General problem
I am facing a problem from the transportation field. For a given network, the maximum flow $q$ on a link is either the sum of the flows from upstream links, entering at the upstream intersection, or the link capacity $c$. Turning ratios $\alpha$ and the link capacity $c$ are assumed to be known.
I consider an example network as shown in the figure attached (see Example network). Only one turning ratio is shown, but they exist for all possible relations.
I have the following system of equations: $$q_{11} = c$$ $$q_{12} = c$$ $$q_{13} = c$$ $$q_{21} = \min\left(q_{11}\cdot(1-\alpha_{12}) + q_{12}\cdot\alpha_{21}, c\right)$$ $$q_{22} = \min\left(q_{11}\cdot\alpha_{12} + q_{12}\cdot(1-\alpha_{21}), c\right)$$ $$q_{23} = \min\left(q_{13}\cdot(1-\alpha_{31}) + q_{21}\cdot\alpha_{13}, c\right)$$ $$q_{31} = \min\left(q_{13}\cdot\alpha_{31} + q_{21}\cdot(1-\alpha_{13}), c\right)$$ $$q_{32} = \min\left(q_{22}\cdot(1-\alpha_{23}) + q_{23}\cdot\alpha_{32}, c\right)$$ $$q_{33} = \min\left(q_{22}\cdot\alpha_{23} + q_{23}\cdot(1-\alpha_{32}), c\right)$$
I could solve this by inserting $q_{11}$ and $q_{12}$ into the equation for $q_{21}$, etc. However, for large networks this becomes infeasible. Thus, I am looking for other ways to solve this. So far, I have explored the following potential solution techniques:
Max-plus algebra:
I tried to apply techniques from max-plus algebra by converting the min-operator to a max-oprerator. However, since I have two variables in the minimum operation, this becomes non-linear in the max-plus algebra (if I am not taken wrong). For example: $$ - q_{21} = (- q_{11}\alpha_{12} \otimes - q_{12}(1-\alpha_{21})) \oplus -c$$ Since these are my first steps into max-plus algebra, I am very much open to any comments on this. So far, I did not find any commonly applied solutions methods for a system of non-linear max plus algebra equations.

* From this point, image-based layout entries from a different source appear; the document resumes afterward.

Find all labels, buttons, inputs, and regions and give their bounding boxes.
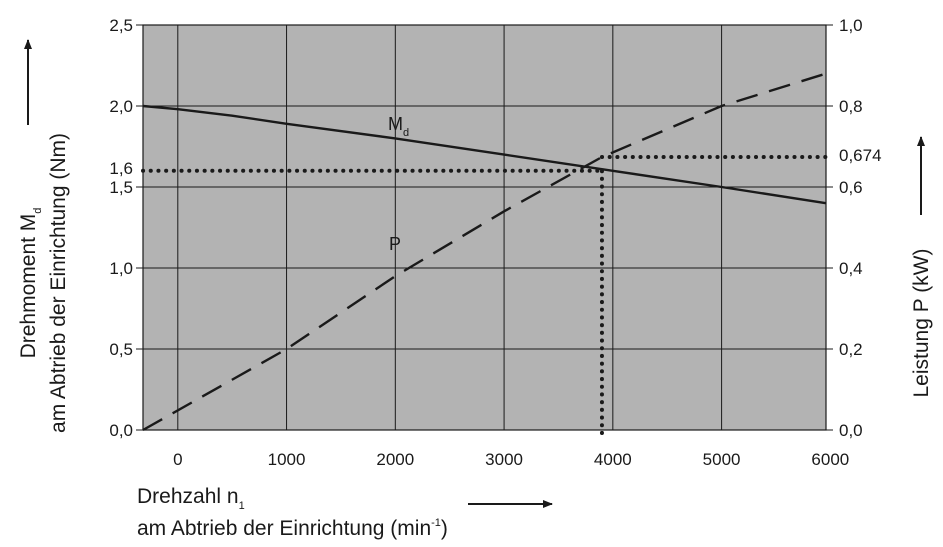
svg-text:Drehmoment Md: Drehmoment Md bbox=[17, 208, 44, 359]
reference-lines bbox=[141, 155, 834, 435]
x-tick-label: 5000 bbox=[703, 450, 741, 469]
y-right-tick-label: 0,0 bbox=[839, 421, 863, 440]
y-right-tick-label: 0,4 bbox=[839, 259, 863, 278]
grid bbox=[142, 24, 827, 431]
plot-area bbox=[143, 25, 826, 430]
series-line-md bbox=[142, 104, 827, 205]
x-tick-label: 3000 bbox=[485, 450, 523, 469]
series-line-p bbox=[142, 72, 827, 432]
right-axis-title: Leistung P (kW) bbox=[910, 249, 933, 398]
y-left-tick-label: 1,5 bbox=[109, 178, 133, 197]
svg-text:am Abtrieb der Einrichtung (Nm: am Abtrieb der Einrichtung (Nm) bbox=[47, 133, 70, 433]
y-left-tick-label: 0,0 bbox=[109, 421, 133, 440]
tick-labels: 0,0 0,5 1,0 1,5 2,0 2,5 1,6 0,0 0,2 0,4 0,6 0,8 1,0 0… bbox=[109, 16, 881, 469]
svg-text:Leistung P (kW): Leistung P (kW) bbox=[910, 249, 933, 398]
y-left-tick-label: 2,0 bbox=[109, 97, 133, 116]
y-right-extra-tick-label: 0,674 bbox=[839, 146, 882, 165]
left-axis-title: Drehmoment Md am Abtrieb der Einrichtung… bbox=[17, 133, 70, 433]
y-left-extra-tick-label: 1,6 bbox=[109, 159, 133, 178]
series-label-p: P bbox=[389, 234, 401, 254]
y-left-tick-label: 1,0 bbox=[109, 259, 133, 278]
series-label-md: Md bbox=[388, 114, 409, 139]
y-right-tick-label: 0,2 bbox=[839, 340, 863, 359]
x-tick-label: 6000 bbox=[811, 450, 849, 469]
y-left-tick-label: 0,5 bbox=[109, 340, 133, 359]
y-right-tick-label: 0,6 bbox=[839, 178, 863, 197]
x-tick-label: 0 bbox=[173, 450, 182, 469]
y-right-tick-label: 0,8 bbox=[839, 97, 863, 116]
x-tick-label: 4000 bbox=[594, 450, 632, 469]
y-left-tick-label: 2,5 bbox=[109, 16, 133, 35]
x-tick-label: 1000 bbox=[268, 450, 306, 469]
series-group bbox=[142, 72, 827, 432]
x-axis-title-line1: Drehzahl n1 bbox=[137, 485, 245, 512]
y-right-tick-label: 1,0 bbox=[839, 16, 863, 35]
plot-frame bbox=[142, 24, 827, 431]
x-axis-title-line2: am Abtrieb der Einrichtung (min-1) bbox=[137, 517, 448, 540]
x-tick-label: 2000 bbox=[376, 450, 414, 469]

Mixed-integer linear program:
I could rewrite each eq. to a set of constraints, for example: $$q_{21} = \min\left(q_{11}\cdot(1-\alpha_{12}) + q_{12}\cdot\alpha_{21}, c\right)$$ $${q}_{21} \leq q_{11}\cdot(1-\alpha_{12}) + q_{12}\cdot\alpha_{21} $$ $${q}_{21} \leq c $$ $${q}_{21} \geq y c + (1-y) (q_{11}\cdot(1-\alpha_{12}) + q_{12}\cdot\alpha_{21}) $$ $$y \in [0,1] $$
However, I do not know what the objective function then is. Could it be an maximization/minimization of the sum of all flows?
Any thoughts, hints or other help on this is highly appreciated!
Your MIP model is close, but there are two things to fix. First, the domain for $y$ should be $y\in\lbrace 0,1\rbrace$, not $y\in[0,1]$. Second, you want to avoid multiplying $y$ and any expressions containing $q$ variables, as the relaxation is quadratic rather than linear.
To save me some typing, let $f=q_{11}\cdot(1-\alpha_{12}) + q_{12}\cdot\alpha_{21}$. To linearize the product with $y$, you need an a priori upper bound $M$ for $f$. The constraints become: \begin{align*} q_{21} & \le f\\ q_{21} & \le c\\ q_{21} & \ge f-My\\ q_{21} & \ge cy. \end{align*}
As far as the objective function goes, if you are looking for any feasible solution, just minimize (or maximize) 0 subject to your constraints. Minimizing or maximizing the sum of all flows will also work. If you are looking for a particular solution, such as a solution with maximum overall flow, or a solution with maximum flow into (out of) certain nodes, then you will want to customize the objective function to get that solution.